Fix $0\neq A\in B(\mathcal{H}).$ Let $P_n$ denote the orthogonal projection on ${\rm span}\,\{e_1,e_2,\ldots, e_n\}$ and $Q_n=I-P_n.$ For a fixed $\varepsilon >0$ there exist $k_n\ge n$ such that $$\|Q_{k_n}Ae_n\|\le 2^{-n/2}\varepsilon,\quad \|Q_{k_n}A^*e_n\|\le 2^{-n/2}\varepsilon,\quad n\ge 1$$ Consider the operator $R$ given by $$Rx=\sum_{n=1}^\infty \langle x,e_n\rangle Q_{k_n}Ae_n+\sum_{n=1}^\infty \langle x, Q_{k_n}A^*e_n\rangle e_n$$ We claim that $R$ is bounded.
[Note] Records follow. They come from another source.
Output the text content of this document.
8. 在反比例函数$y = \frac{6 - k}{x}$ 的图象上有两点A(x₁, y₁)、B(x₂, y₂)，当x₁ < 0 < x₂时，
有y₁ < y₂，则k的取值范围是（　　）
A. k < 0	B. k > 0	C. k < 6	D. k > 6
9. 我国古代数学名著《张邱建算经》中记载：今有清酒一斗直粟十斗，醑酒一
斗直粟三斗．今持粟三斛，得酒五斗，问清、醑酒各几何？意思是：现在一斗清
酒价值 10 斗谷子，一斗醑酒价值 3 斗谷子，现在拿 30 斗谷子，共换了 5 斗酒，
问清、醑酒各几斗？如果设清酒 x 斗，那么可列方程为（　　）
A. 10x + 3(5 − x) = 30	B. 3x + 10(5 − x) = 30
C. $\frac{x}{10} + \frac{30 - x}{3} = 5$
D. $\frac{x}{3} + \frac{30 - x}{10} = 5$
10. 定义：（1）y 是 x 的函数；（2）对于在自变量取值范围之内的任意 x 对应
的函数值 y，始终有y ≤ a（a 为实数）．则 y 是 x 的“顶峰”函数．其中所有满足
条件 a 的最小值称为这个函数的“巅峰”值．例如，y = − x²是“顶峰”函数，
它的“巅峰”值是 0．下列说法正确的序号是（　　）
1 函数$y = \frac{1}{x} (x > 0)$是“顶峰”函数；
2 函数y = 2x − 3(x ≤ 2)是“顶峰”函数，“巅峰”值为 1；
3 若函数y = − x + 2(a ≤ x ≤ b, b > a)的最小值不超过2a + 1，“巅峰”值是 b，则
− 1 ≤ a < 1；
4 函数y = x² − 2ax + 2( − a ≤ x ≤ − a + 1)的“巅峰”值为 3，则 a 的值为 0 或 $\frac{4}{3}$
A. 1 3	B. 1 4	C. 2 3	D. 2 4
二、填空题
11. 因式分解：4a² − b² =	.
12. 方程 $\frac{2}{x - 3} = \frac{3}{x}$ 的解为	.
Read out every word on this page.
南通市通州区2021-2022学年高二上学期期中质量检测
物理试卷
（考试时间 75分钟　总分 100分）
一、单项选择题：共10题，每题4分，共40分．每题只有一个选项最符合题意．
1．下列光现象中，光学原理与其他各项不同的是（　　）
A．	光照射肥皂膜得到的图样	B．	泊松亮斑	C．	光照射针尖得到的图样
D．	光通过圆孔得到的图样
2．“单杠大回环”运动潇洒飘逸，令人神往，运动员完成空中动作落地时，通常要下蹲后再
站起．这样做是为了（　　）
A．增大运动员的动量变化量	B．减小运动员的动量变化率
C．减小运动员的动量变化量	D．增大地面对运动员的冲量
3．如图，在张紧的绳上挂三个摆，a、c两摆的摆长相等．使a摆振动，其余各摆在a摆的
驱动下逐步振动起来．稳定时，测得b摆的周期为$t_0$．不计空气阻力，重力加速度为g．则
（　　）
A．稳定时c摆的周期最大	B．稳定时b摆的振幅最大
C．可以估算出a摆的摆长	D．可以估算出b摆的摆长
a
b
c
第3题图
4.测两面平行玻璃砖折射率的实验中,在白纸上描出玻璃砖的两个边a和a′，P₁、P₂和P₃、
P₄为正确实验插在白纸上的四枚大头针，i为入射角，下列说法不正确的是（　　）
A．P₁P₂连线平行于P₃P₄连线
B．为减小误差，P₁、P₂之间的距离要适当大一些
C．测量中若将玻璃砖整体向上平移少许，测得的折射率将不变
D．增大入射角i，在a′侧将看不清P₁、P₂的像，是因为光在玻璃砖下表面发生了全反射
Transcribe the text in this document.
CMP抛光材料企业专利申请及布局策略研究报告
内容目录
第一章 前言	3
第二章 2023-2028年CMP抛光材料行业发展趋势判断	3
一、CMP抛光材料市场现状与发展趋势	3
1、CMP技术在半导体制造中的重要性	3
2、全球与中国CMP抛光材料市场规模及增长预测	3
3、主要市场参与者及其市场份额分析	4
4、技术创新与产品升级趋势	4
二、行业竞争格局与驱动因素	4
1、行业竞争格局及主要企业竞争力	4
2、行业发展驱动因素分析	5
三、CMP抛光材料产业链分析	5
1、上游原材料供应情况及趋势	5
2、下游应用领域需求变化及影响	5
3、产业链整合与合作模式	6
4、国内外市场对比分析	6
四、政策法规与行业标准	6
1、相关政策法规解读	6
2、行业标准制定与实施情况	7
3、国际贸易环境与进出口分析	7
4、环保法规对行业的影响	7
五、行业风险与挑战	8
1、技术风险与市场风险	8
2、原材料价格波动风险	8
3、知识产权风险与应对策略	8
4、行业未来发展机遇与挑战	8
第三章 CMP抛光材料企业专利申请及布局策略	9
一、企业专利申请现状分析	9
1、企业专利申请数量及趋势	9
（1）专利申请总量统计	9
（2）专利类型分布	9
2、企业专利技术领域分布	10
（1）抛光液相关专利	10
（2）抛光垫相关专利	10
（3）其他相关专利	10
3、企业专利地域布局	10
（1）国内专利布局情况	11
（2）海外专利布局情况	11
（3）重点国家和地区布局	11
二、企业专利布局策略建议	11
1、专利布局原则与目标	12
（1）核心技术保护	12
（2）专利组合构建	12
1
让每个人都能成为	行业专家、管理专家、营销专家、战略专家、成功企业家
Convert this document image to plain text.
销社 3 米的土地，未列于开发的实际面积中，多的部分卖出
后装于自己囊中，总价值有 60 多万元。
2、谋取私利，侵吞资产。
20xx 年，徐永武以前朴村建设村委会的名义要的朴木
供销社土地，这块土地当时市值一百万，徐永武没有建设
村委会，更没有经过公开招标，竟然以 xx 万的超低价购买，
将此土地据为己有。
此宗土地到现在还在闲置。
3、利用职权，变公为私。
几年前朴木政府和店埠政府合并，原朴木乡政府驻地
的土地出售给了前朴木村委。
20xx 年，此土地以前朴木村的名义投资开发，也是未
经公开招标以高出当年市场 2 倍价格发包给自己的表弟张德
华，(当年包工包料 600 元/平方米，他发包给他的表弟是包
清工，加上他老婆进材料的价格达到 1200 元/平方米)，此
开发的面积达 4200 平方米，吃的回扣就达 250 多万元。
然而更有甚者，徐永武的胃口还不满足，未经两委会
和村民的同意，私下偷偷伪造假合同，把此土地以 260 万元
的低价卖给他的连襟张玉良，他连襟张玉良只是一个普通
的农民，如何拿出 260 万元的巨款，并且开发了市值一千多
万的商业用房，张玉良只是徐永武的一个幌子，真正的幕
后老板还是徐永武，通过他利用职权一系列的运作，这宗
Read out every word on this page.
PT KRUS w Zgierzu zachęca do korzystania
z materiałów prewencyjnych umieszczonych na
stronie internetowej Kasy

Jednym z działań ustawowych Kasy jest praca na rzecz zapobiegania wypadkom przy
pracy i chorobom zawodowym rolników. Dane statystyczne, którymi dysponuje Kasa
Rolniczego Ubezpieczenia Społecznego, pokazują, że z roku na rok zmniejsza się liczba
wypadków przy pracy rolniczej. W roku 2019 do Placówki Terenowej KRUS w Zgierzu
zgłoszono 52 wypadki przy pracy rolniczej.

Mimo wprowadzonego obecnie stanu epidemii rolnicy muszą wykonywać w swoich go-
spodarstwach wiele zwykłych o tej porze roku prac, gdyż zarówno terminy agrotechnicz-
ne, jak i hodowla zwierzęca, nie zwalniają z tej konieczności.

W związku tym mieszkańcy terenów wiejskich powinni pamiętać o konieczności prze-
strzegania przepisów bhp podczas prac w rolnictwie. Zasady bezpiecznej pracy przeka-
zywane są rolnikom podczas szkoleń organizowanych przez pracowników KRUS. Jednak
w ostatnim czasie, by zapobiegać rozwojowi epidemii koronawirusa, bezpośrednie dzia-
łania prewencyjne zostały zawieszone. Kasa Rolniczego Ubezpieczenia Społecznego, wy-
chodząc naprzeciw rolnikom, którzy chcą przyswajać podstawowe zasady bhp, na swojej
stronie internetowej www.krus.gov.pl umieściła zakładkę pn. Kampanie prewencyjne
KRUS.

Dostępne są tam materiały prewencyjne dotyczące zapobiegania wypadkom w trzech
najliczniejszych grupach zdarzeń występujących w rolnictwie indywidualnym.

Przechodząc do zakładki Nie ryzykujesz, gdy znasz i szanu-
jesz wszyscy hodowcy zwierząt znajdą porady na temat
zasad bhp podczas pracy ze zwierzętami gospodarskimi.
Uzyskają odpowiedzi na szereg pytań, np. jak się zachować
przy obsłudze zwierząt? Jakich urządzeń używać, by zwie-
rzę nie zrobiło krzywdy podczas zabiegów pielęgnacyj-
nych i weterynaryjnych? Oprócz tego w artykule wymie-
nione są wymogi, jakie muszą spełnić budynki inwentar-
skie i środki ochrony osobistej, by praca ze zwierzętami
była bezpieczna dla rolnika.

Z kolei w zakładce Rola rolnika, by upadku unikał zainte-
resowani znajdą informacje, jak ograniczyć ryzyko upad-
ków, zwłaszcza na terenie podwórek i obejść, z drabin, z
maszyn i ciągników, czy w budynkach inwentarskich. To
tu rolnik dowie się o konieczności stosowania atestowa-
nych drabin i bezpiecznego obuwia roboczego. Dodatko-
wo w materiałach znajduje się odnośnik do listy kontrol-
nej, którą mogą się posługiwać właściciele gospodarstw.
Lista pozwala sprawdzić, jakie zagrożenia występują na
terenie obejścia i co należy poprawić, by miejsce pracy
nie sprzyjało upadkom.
Indeed, by the Cauchy-Schwarz inequality we have $$\sum_{n=1}^\infty |\langle x,e_n\rangle |\|Q_{k_n}Ae_n\|\le \|x\|\left (\sum_{n=1}^\infty \|Q_{k_n}Ae_n\|^2\right )^{1/2}\le \varepsilon\,\|x\|$$ and $$\displaylines{\left \|\sum_{n=1}^\infty \langle x, Q_{k_n}A^*e_n\rangle e_n\right \|=\left (\sum_{n=1}^\infty |\langle x, Q_{k_n}A^*e_n\rangle |^2\right )^{1/2}\\ \le \|x\|\,\left (\sum_{n=1}^\infty \|Q_{k_n}A^*e_n\|^2\right )^{1/2} \le \varepsilon\,\|x\|} $$ Let $B=A-R.$ Then $\|A-B\|\le 2\varepsilon. $ Moreover $B(W_0)\subset W_0.$ Indeed $$\displaylines{Be_m=Ae_m-Re_m=Ae_m-Q_{k_m}Ae_m-\sum_{n=1}^m \langle e_m, Q_{k_n}A^*e_n\rangle e_n\\ =P_{k_m}Ae_m-\sum_{n=1}^m \langle e_m, Q_{k_n}A^*e_n\rangle e_n\in W_0}$$ Observe that $$B^*=A^* -R^*=A^*- \sum_{n=1}^\infty \langle x, Q_{k_n}Ae_n\rangle e_n-\sum_{n=1}^\infty \langle x,e_n\rangle Q_{k_n}A^*e_n$$ Hence $B^*(W_0)\subset W_0.$

Remark The above is a partial answer, because the operators, which leave $W_0$ invariant do not need to leave the space $W$ invariant.